En attendant, l’Arifts d’Angers a créé une formation d’intervenant pair. La première promotion a terminé son cursus. L’école affiche sa volonté de voir cet apprentissage inscrit au répertoire spécifique des certifications et habilitations (RSCH) pour qu’il soit éligible au compte personnel de formation. Car l’objectif consiste bien aussi à professionnaliser sur ce thème les travailleurs sociaux déjà en poste et les jeunes en formation initiale.
Autre expérience menée dans ce domaine, celle d’APF France handicap, dans la région Centre-Val de Loire, où se met en place un réseau régional de pairs émulateurs. Il regroupe des personnes concernées, tous handicaps confondus, et des proches aidants. D’ici cet été, une trentaine d’entre eux auront reçu les 4 jours de formation conçus par un cabinet de ressources humaines.
Pour l’heure, il s’agit d’une « transformation de l’expérience de vie » qui permettra aux personnes de mener des actions collectives de sensibilisation, explique Pascal Usseglio, directeur régional d’APF France handicap. Mais il réfléchit déjà à l’étape d’après, celle d’une réelle professionnalisation de pairs-accompagnants, qui seraient rémunérés, et qui lui semblent indispensables pour « étayer la vie à domicile », de plus en plus plébiscitée. En parallèle, il travaille avec l’institut régional du travail social de Tours (Indre-et-Loire) pour mobiliser les pairs dans la conception de formations pour que les professionnels intègrent leur rôle et perçoivent que « l’approche participative ne va pas juger leur pratique mais l’enrichir ». Enfin, Pascal Usseglio verrait d’un bon œil la conduite d’une recherche action pour analyser cette expérimentation en temps réel.

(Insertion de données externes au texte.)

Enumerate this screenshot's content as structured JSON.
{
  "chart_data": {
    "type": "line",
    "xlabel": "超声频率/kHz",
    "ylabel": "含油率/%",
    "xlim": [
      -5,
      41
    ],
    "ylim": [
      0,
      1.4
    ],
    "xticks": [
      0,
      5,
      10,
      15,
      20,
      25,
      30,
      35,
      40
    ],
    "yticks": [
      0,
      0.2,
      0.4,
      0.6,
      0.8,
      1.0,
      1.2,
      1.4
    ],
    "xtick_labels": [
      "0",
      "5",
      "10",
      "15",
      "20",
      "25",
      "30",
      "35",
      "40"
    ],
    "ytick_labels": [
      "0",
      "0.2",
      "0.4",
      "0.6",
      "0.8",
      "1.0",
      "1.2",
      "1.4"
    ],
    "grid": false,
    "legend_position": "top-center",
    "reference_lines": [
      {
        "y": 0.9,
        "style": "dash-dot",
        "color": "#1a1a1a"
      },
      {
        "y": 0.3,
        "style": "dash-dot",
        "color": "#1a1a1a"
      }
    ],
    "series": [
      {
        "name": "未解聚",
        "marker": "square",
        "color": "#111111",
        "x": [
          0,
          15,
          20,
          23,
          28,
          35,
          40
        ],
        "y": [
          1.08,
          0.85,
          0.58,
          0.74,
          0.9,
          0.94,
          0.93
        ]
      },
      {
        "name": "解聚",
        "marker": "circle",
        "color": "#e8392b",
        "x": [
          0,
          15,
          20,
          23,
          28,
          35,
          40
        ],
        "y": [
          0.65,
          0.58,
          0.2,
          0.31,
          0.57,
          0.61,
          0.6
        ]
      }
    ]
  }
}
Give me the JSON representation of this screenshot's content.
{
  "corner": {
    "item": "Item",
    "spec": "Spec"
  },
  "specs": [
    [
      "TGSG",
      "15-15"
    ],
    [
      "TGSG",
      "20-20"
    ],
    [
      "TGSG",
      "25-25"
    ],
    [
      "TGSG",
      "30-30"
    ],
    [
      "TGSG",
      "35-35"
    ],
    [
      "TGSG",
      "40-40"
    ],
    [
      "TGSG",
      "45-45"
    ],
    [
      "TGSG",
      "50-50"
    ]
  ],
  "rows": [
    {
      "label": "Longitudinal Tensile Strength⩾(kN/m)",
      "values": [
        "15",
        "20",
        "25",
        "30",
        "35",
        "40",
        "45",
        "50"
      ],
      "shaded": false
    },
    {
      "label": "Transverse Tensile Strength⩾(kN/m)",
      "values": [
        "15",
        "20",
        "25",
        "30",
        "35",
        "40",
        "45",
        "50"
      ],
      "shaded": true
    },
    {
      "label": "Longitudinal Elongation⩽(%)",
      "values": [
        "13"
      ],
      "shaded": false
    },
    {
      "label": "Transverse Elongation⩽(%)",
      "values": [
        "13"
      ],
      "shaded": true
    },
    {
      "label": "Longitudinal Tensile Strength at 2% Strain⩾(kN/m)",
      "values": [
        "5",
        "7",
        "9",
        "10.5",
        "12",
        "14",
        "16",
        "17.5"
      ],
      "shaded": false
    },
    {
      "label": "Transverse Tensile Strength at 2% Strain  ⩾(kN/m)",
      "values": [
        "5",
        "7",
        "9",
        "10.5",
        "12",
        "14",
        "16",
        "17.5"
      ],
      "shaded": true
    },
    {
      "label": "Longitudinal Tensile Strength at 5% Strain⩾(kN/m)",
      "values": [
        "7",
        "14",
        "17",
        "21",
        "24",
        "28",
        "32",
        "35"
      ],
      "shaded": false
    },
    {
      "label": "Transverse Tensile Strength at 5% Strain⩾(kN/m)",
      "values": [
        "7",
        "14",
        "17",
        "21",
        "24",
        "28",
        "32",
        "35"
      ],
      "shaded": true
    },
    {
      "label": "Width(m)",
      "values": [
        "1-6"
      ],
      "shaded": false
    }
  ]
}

Les financeurs semblent suivre ces innovations avec intérêt. Certaines agences régionales de santé en particulier se disent prêtes à y contribuer. Un appui d’autant plus indispensable que les personnes formées à devenir pairs disposent bien souvent de faibles ressources.
Une association nationale ambitionne de mener dans les mois qui viennent une étude avec un laboratoire universitaire et d’accueillir un doctorant en thèse Cifre (convention industrielle de formation par la recherche) pour déterminer des pistes de métiers, de fonctions, de compétences pouvant être créés à partir des savoirs expérientiels des personnes handicapées. La volonté affichée consiste à professionnaliser l’expertise d’usage avec l’idée qu’elle pourrait s’appliquer à des champs non liés au handicap, en matière d’organisation du travail ou de design de nouveaux produits et services par exemple.